Yeni reklamda Hazır Kart’ın iletmek istediği mesaj basit: Kontörün bitiyor sana ek birkaç kontör daha veriliyor. Reklamda bu promosyon ‘avans kontör’ olarak tanımlanmış. Verilmek istenen mesaj için bir çocuk çoban bulunmuş, bir Keçi Muharrem, bir de babası... Öykü şöyle:
Keçi Muharrem dağa kaçınca çocuk çoban babasını arıyor ancak kontörü bitiyor. O sırada dağlarda kelebek şeklinde dolaşan Özgür Kız hızır gibi yetişip hemen iki kontör sıkıştırıyor. Daha sonra babayı görüyoruz. Onun da kontörü bitiyor. Özgür Kız (sanırım artık Hızır Kız diyebiliriz) yine hızır gibi yetişiyor. Ona da birkaç kontör sıkıştırıyor. Öykü mutlu sonla bitiyor. Sonunda Keçi Muharrem dağdan inip kuzu kuzu babasının kucağında oturuyor! Özgür Kız da Anadolu öykülerine devam etmek üzere Red Kit örneği yola koyuluyor.

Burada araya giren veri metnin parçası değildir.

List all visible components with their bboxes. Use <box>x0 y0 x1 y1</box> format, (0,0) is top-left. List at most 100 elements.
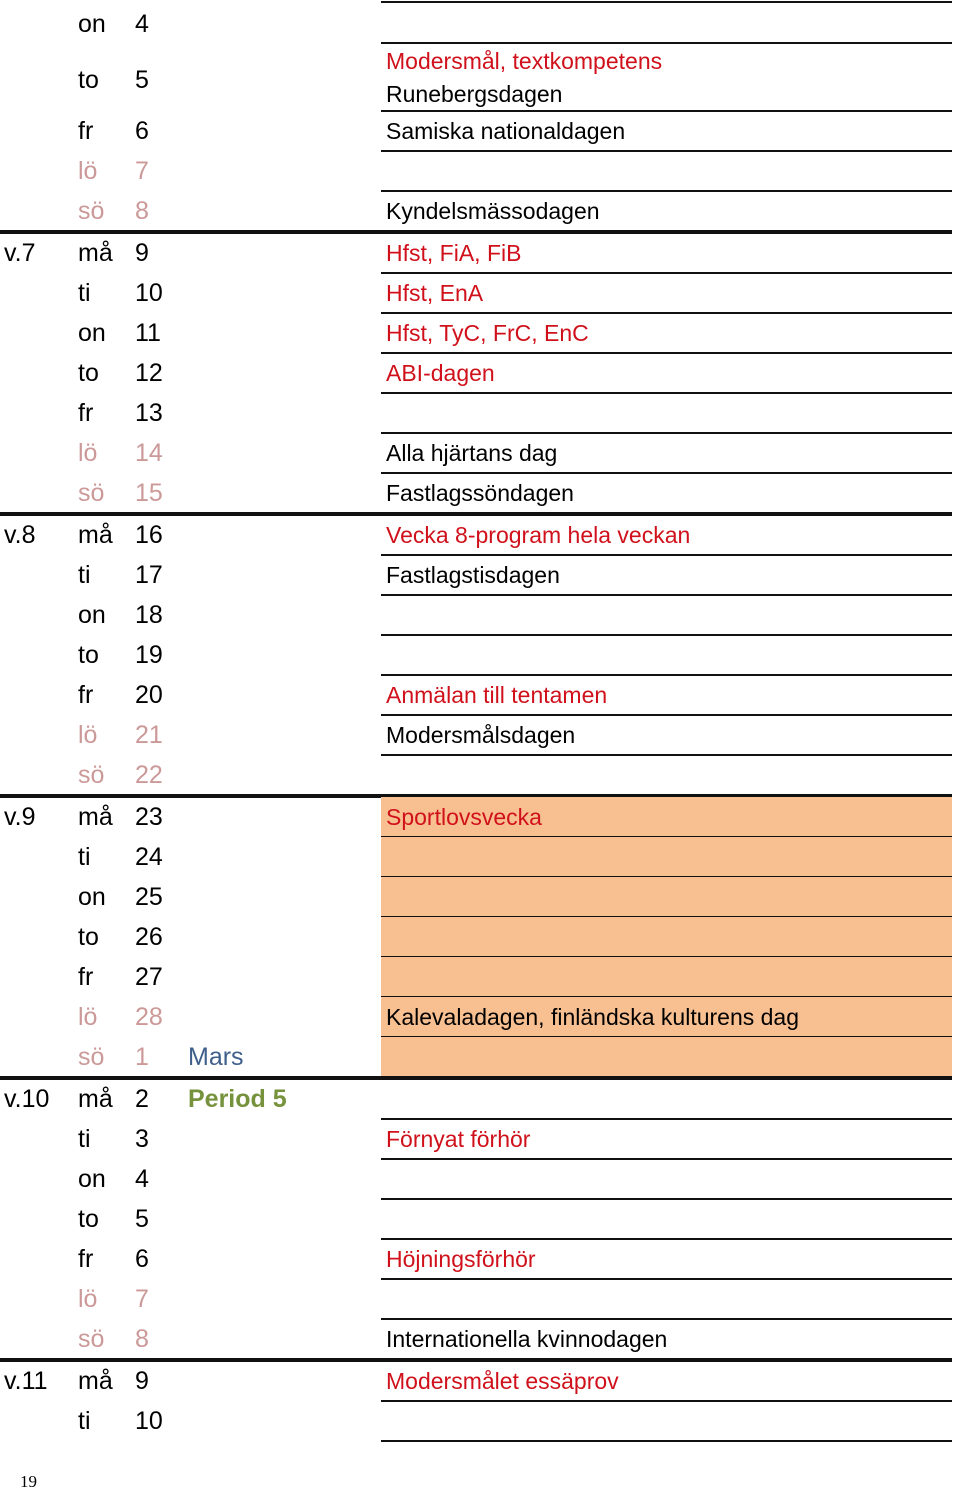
day-number: 7 <box>135 157 149 185</box>
note-cell <box>381 1401 952 1441</box>
day-name: lö <box>78 439 98 467</box>
calendar-row: Sportlovsvecka v.9 må 23 <box>0 797 952 837</box>
calendar-row: Alla hjärtans dag lö 14 <box>0 433 952 473</box>
day-number: 5 <box>135 1205 149 1233</box>
calendar-row: ti 24 <box>0 837 952 877</box>
day-number: 18 <box>135 601 163 629</box>
day-name: må <box>78 239 113 267</box>
day-number: 6 <box>135 1245 149 1273</box>
day-name: sö <box>78 1043 105 1071</box>
note-cell <box>381 877 952 917</box>
day-name: ti <box>78 561 91 589</box>
note-cell <box>381 595 952 635</box>
note-cell <box>381 151 952 191</box>
note-cell: Sportlovsvecka <box>381 797 952 837</box>
day-number: 25 <box>135 883 163 911</box>
event-note: Fastlagstisdagen <box>386 562 560 588</box>
day-name: ti <box>78 843 91 871</box>
day-number: 1 <box>135 1043 149 1071</box>
note-cell <box>381 1199 952 1239</box>
day-number: 28 <box>135 1003 163 1031</box>
day-number: 16 <box>135 521 163 549</box>
calendar-row: Fastlagssöndagen sö 15 <box>0 473 952 513</box>
calendar-row: Modersmålsdagen lö 21 <box>0 715 952 755</box>
day-name: lö <box>78 721 98 749</box>
note-cell: Hfst, FiA, FiB <box>381 233 952 273</box>
event-note: Anmälan till tentamen <box>386 682 608 708</box>
day-number: 4 <box>135 10 149 38</box>
day-number: 9 <box>135 1367 149 1395</box>
page-number: 19 <box>20 1472 37 1491</box>
note-cell: Vecka 8-program hela veckan <box>381 515 952 555</box>
day-number: 2 <box>135 1085 149 1113</box>
day-name: to <box>78 66 99 94</box>
day-number: 3 <box>135 1125 149 1153</box>
day-number: 7 <box>135 1285 149 1313</box>
calendar-row: Höjningsförhör fr 6 <box>0 1239 952 1279</box>
event-note: Kalevaladagen, finländska kulturens dag <box>386 1004 800 1030</box>
note-cell: Kalevaladagen, finländska kulturens dag <box>381 997 952 1037</box>
day-number: 4 <box>135 1165 149 1193</box>
week-number: v.7 <box>4 239 36 267</box>
calendar-row: Kyndelsmässodagen sö 8 <box>0 191 952 231</box>
day-name: on <box>78 319 106 347</box>
day-number: 22 <box>135 761 163 789</box>
event-note: Hfst, FiA, FiB <box>386 240 522 266</box>
event-note: Alla hjärtans dag <box>386 440 558 466</box>
note-cell: Anmälan till tentamen <box>381 675 952 715</box>
day-name: må <box>78 1367 113 1395</box>
note-cell: Modersmålsdagen <box>381 715 952 755</box>
day-number: 19 <box>135 641 163 669</box>
day-name: sö <box>78 761 105 789</box>
note-cell: ABI-dagen <box>381 353 952 393</box>
note-cell: Internationella kvinnodagen <box>381 1319 952 1359</box>
note-cell <box>381 635 952 675</box>
note-cell <box>381 3 952 43</box>
calendar-row: to 26 <box>0 917 952 957</box>
day-name: må <box>78 803 113 831</box>
day-number: 6 <box>135 117 149 145</box>
calendar-row: fr 13 <box>0 393 952 433</box>
day-name: to <box>78 359 99 387</box>
event-note: Hfst, TyC, FrC, EnC <box>386 320 589 346</box>
calendar-row: lö 7 <box>0 151 952 191</box>
calendar-row: Modersmål, textkompetens Runebergsdagen to… <box>0 43 952 111</box>
calendar-row: Hfst, EnA ti 10 <box>0 273 952 313</box>
day-name: fr <box>78 399 94 427</box>
day-name: fr <box>78 681 94 709</box>
day-number: 23 <box>135 803 163 831</box>
day-name: sö <box>78 1325 105 1353</box>
note-cell: Kyndelsmässodagen <box>381 191 952 231</box>
day-number: 8 <box>135 1325 149 1353</box>
day-number: 11 <box>135 319 161 347</box>
event-note: ABI-dagen <box>386 360 495 386</box>
calendar-row: on 4 <box>0 1159 952 1199</box>
note-cell <box>381 957 952 997</box>
day-number: 21 <box>135 721 163 749</box>
calendar-row: Hfst, TyC, FrC, EnC on 11 <box>0 313 952 353</box>
calendar-row: Fastlagstisdagen ti 17 <box>0 555 952 595</box>
day-name: on <box>78 10 106 38</box>
note-cell <box>381 1079 952 1119</box>
week-number: v.9 <box>4 803 36 831</box>
day-number: 13 <box>135 399 163 427</box>
event-note: Förnyat förhör <box>386 1126 531 1152</box>
note-cell <box>381 393 952 433</box>
week-number: v.10 <box>4 1085 50 1113</box>
event-note: Modersmål, textkompetens <box>386 48 663 74</box>
calendar-row: Vecka 8-program hela veckan v.8 må 16 <box>0 515 952 555</box>
day-number: 26 <box>135 923 163 951</box>
calendar-row: v.10 må 2 Period 5 <box>0 1079 952 1119</box>
note-cell: Höjningsförhör <box>381 1239 952 1279</box>
calendar-row: lö 7 <box>0 1279 952 1319</box>
calendar-row: Anmälan till tentamen fr 20 <box>0 675 952 715</box>
event-note: Kyndelsmässodagen <box>386 198 600 224</box>
event-note: Vecka 8-program hela veckan <box>386 522 691 548</box>
day-number: 15 <box>135 479 163 507</box>
calendar-row: on 4 <box>0 3 952 43</box>
day-name: to <box>78 641 99 669</box>
note-cell: Alla hjärtans dag <box>381 433 952 473</box>
day-name: må <box>78 1085 113 1113</box>
week-number: v.8 <box>4 521 36 549</box>
calendar-row: Hfst, FiA, FiB v.7 må 9 <box>0 233 952 273</box>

Reklamın sonunda mesaj anlaşılıyor mu? Anlaşılıyor ama sanki tali bir mesaj gibi anlaşılıyor. Öykünün Hazır Kart’a ne kattığını anlamak güç. Hazır Kart’ın Özgürlük konsepti bu öyküde nerede, Muharrem neye hizmet ediyor onu da anlamak güç. Anlayacağınız Hazır Kart Özgür Kız’la yeni bir yol deniyor. Hem de özünden taviz vererek. Bence çabası boşa bir çaba. Özgür Kız artık Hazır Kart’a hiçbir şey katmıyor. Onu yenilikçi kılmıyor. Aksine demode hale getiriyor. İletişimde tabii ki tutarlı olacağız.Tabii ki tutarlılık yamyamlık yapıp bizi yemeye başlayana kadar... (Reklam Ajansı: Alameti Farika Rating: * *).

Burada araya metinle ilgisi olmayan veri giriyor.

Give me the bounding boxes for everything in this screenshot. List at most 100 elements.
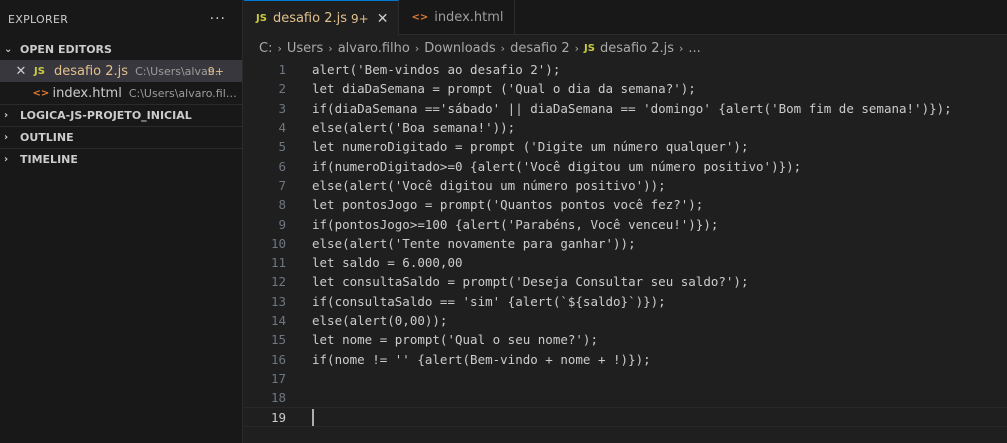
- code-line[interactable]: 17: [244, 369, 1007, 388]
- code-line[interactable]: 13 if(consultaSaldo == 'sim' {alert(`${sa…: [244, 292, 1007, 311]
- line-content[interactable]: else(alert('Tente novamente para ganhar'…: [312, 236, 636, 251]
- line-number: 7: [278, 177, 286, 193]
- code-line[interactable]: 5 let numeroDigitado = prompt ('Digite um…: [244, 137, 1007, 156]
- line-number: 9: [278, 216, 286, 232]
- close-icon[interactable]: ✕: [13, 64, 29, 79]
- problems-count: 9+: [351, 11, 369, 26]
- line-number: 14: [270, 313, 286, 329]
- code-line[interactable]: 3 if(diaDaSemana =='sábado' || diaDaSeman…: [244, 99, 1007, 118]
- explorer-header: EXPLORER ···: [0, 0, 242, 38]
- editor-tab-bar: JS desafio 2.js 9+ ✕ <> index.html: [244, 0, 1007, 36]
- tab-desafio-js[interactable]: JS desafio 2.js 9+ ✕: [244, 0, 400, 36]
- code-line[interactable]: 12 let consultaSaldo = prompt('Deseja Con…: [244, 272, 1007, 291]
- code-line[interactable]: 18: [244, 388, 1007, 407]
- line-content[interactable]: if(diaDaSemana =='sábado' || diaDaSemana…: [312, 101, 952, 116]
- javascript-file-icon: JS: [584, 42, 595, 54]
- folder-label: LOGICA-JS-PROJETO_INICIAL: [20, 109, 192, 122]
- code-line[interactable]: 4 else(alert('Boa semana!'));: [244, 118, 1007, 137]
- timeline-label: TIMELINE: [20, 153, 78, 166]
- chevron-right-icon: ›: [328, 41, 333, 55]
- chevron-right-icon: ›: [4, 132, 9, 143]
- line-content[interactable]: let numeroDigitado = prompt ('Digite um …: [312, 139, 749, 154]
- code-editor[interactable]: 1 alert('Bem-vindos ao desafio 2'); 2 let d…: [244, 60, 1007, 443]
- code-line[interactable]: 11 let saldo = 6.000,00: [244, 253, 1007, 272]
- chevron-right-icon: ›: [679, 41, 684, 55]
- chevron-right-icon: ›: [277, 41, 282, 55]
- chevron-right-icon: ›: [4, 110, 9, 121]
- breadcrumb-item[interactable]: desafio 2.js: [600, 41, 674, 56]
- breadcrumb-item[interactable]: Users: [287, 41, 323, 56]
- line-content[interactable]: else(alert('Boa semana!'));: [312, 120, 515, 135]
- line-number: 8: [278, 197, 286, 213]
- open-editors-label: OPEN EDITORS: [20, 42, 112, 56]
- javascript-file-icon: JS: [256, 13, 267, 24]
- code-line[interactable]: 6 if(numeroDigitado>=0 {alert('Você digit…: [244, 157, 1007, 176]
- code-line[interactable]: 1 alert('Bem-vindos ao desafio 2');: [244, 60, 1007, 79]
- code-line[interactable]: 8 let pontosJogo = prompt('Quantos pontos…: [244, 195, 1007, 214]
- code-line[interactable]: 2 let diaDaSemana = prompt ('Qual o dia d…: [244, 79, 1007, 98]
- line-number: 15: [270, 332, 286, 348]
- chevron-down-icon: ⌄: [4, 43, 13, 55]
- line-content[interactable]: if(numeroDigitado>=0 {alert('Você digito…: [312, 159, 801, 174]
- line-number: 2: [278, 81, 286, 97]
- line-content[interactable]: let nome = prompt('Qual o seu nome?');: [312, 332, 598, 347]
- chevron-right-icon: ›: [500, 41, 506, 55]
- line-number: 10: [270, 235, 286, 251]
- open-editor-item-index-html[interactable]: <> index.html C:\Users\alvaro.filho\...: [0, 82, 243, 104]
- breadcrumb-item[interactable]: desafio 2: [510, 41, 570, 56]
- close-icon[interactable]: ✕: [377, 11, 389, 27]
- open-editor-filename: index.html: [52, 85, 122, 101]
- explorer-title: EXPLORER: [8, 12, 69, 26]
- line-number: 18: [270, 390, 286, 406]
- line-number: 1: [278, 62, 286, 78]
- tab-label: index.html: [434, 10, 504, 25]
- line-content[interactable]: if(nome != '' {alert(Bem-vindo + nome + …: [312, 352, 651, 367]
- breadcrumb-item[interactable]: C:: [259, 41, 272, 56]
- tab-index-html[interactable]: <> index.html: [399, 0, 515, 35]
- code-line[interactable]: 7 else(alert('Você digitou um número posi…: [244, 176, 1007, 195]
- line-content[interactable]: let saldo = 6.000,00: [312, 255, 463, 270]
- code-line[interactable]: 16 if(nome != '' {alert(Bem-vindo + nome …: [244, 350, 1007, 369]
- open-editors-section[interactable]: ⌄ OPEN EDITORS: [0, 38, 242, 60]
- html-file-icon: <>: [411, 12, 429, 23]
- line-number: 5: [278, 139, 286, 155]
- breadcrumb-item[interactable]: Downloads: [424, 41, 495, 56]
- outline-section[interactable]: › OUTLINE: [0, 126, 242, 148]
- folder-section[interactable]: › LOGICA-JS-PROJETO_INICIAL: [0, 104, 242, 126]
- line-content[interactable]: if(pontosJogo>=100 {alert('Parabéns, Voc…: [312, 217, 718, 232]
- html-file-icon: <>: [32, 87, 50, 99]
- code-line[interactable]: 19: [244, 407, 1007, 427]
- chevron-right-icon: ›: [4, 154, 9, 165]
- problems-badge: 9+: [207, 64, 224, 78]
- line-number: 13: [270, 293, 286, 309]
- chevron-right-icon: ›: [414, 41, 420, 55]
- explorer-sidebar: EXPLORER ··· ⌄ OPEN EDITORS ✕ JS desafio…: [0, 0, 243, 443]
- javascript-file-icon: JS: [34, 65, 45, 77]
- line-content[interactable]: alert('Bem-vindos ao desafio 2');: [312, 62, 560, 77]
- line-number: 12: [270, 274, 286, 290]
- line-content[interactable]: let diaDaSemana = prompt ('Qual o dia da…: [312, 81, 696, 96]
- code-line[interactable]: 10 else(alert('Tente novamente para ganha…: [244, 234, 1007, 253]
- line-content[interactable]: let pontosJogo = prompt('Quantos pontos …: [312, 197, 703, 212]
- outline-label: OUTLINE: [20, 131, 74, 144]
- breadcrumb-item[interactable]: alvaro.filho: [338, 41, 410, 56]
- breadcrumb-item[interactable]: ...: [688, 41, 700, 56]
- open-editor-filename: desafio 2.js: [54, 63, 129, 79]
- breadcrumb: C: › Users › alvaro.filho › Downloads › desa…: [244, 36, 1007, 60]
- more-actions-icon[interactable]: ···: [210, 11, 234, 27]
- line-content[interactable]: else(alert(0,00));: [312, 313, 447, 328]
- timeline-section[interactable]: › TIMELINE: [0, 148, 242, 170]
- line-number: 3: [278, 100, 286, 116]
- line-content[interactable]: if(consultaSaldo == 'sim' {alert(`${sald…: [312, 294, 666, 309]
- line-number: 16: [270, 351, 286, 367]
- line-number: 6: [278, 158, 286, 174]
- line-content[interactable]: else(alert('Você digitou um número posit…: [312, 178, 666, 193]
- code-line[interactable]: 14 else(alert(0,00));: [244, 311, 1007, 330]
- text-cursor: [312, 408, 314, 426]
- open-editor-item-desafio-js[interactable]: ✕ JS desafio 2.js C:\Users\alvar... 9+: [0, 60, 242, 82]
- line-content[interactable]: let consultaSaldo = prompt('Deseja Consu…: [312, 274, 749, 289]
- code-line[interactable]: 9 if(pontosJogo>=100 {alert('Parabéns, Vo…: [244, 214, 1007, 233]
- tab-label: desafio 2.js: [272, 11, 347, 26]
- code-line[interactable]: 15 let nome = prompt('Qual o seu nome?');: [244, 330, 1007, 349]
- line-number: 4: [278, 120, 286, 136]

Niye bakıyorsun bana benekli dana
DÜN Hürriyet’in arkasında tam sayfa çok güzel bir basın ilanı vardı. Polonez bir tüketici ödülü almış ve bu fırsatı kaçırmayıp bu ödülü kalite algısını pekiştirmek için kullanmaya karar vermiş. Çok doğru bir karar. Tam sayfa reklam da çok doğru bir karar. Ödülün önemi bundan daha güzel nasıl vurgulanabilir. Görselde bir dana bize bakıyor, kocaman bir ‘Dana’ başlığı hemen göze çarpıyor. Alt başlıkta da ‘Bu ödülde onun katkısı var yazıyor’. Reklama daha ilk bakışta Polonez’in % 100 dana eti kullandığını anlamamak imkansız. Reklamdaki danayı uzun süre çıkarmak da... Bir basın reklamı başka ne yapsın. Bravo Polonez. (Reklam Ajansı: Stars Rating: * * * * *)
Bridgestone’a şaşırdım
MICHELIN boğumlu beyaz karakteri ile reklama başlayınca lastik marka anımsama ligine bir bakayım dedim. Taylor Nelson Sofres bizim için Türkiye temsili 2 bin 35 kişiye ‘Aklınıza gelen ilk üç otomobil lastiği markası nedir?’ sorusunu sordu.
1591 kişi (yüzde 78) en az bir lastik markası anımsadı. Lastik marka liginin tartışmasız ilk üç markası Lassa, Pirelli ve Goodyear. Geçmiş yıllardaki reklam yatırımlarına baktığınızda bu sonucun haklı bir nedeni olduğunu da görürsünüz. Bridgestone’un Michelin’in arkasında yer almasına biraz şaşırdım. Son reklam kampanyasından sonra da Michelin’in arayı açacağını, yukarıdaki üçlüye yaklaşacağını düşünüyorum. Michelin’in ne kadar üstün teknoloji ile üretim yaptığını anlatan reklamda beyaz boğumlu karakterle ‘yumuşaklık’ özelliği vurgulanmaya çalışılıyor ki, bu mesajlar lastik kategorisi için doğru mesajlar. Reklamın yapım kalitesi de oldukça yüksek. Beğenilirlik düzeyi biraz daha arttırılsaymış Michelin zaten varolan yüksek kalite algıyla daha da yukarılara çabuk uçarmış.
Reklam anımsama ligi
HTP araştırma şirketinin yapmış olduğu araştırmaya göre Arçelik yeni reklam filmleri ile üç haftadır en çok anımsanan reklamlar arasında ilk sırada. Evy Baby ikinci sırada, Cola-Turka üçüncü, Pepsi ise dördüncü sırada... Bu hafta sıralamaya yeni giren reklamlar: Ülker Golf ve Pedo. Ülker Golf çocuklara yönelik yarattığı Golf karakteri ile çok doğru bir iş yapıyor. Pedo ise Baba filminden esinlenerek yaptığı sızdırma bilgi sızdırma esprisi ile biraz yaratıcılığın sınırlarını zorluyor. Mesaj bu haliyle eğreti duruyor..
Çekirgelik
‘Olsun varsın!’ demenin çoğu zaman en doğru karar olduğunu hiç fark ettiniz mi?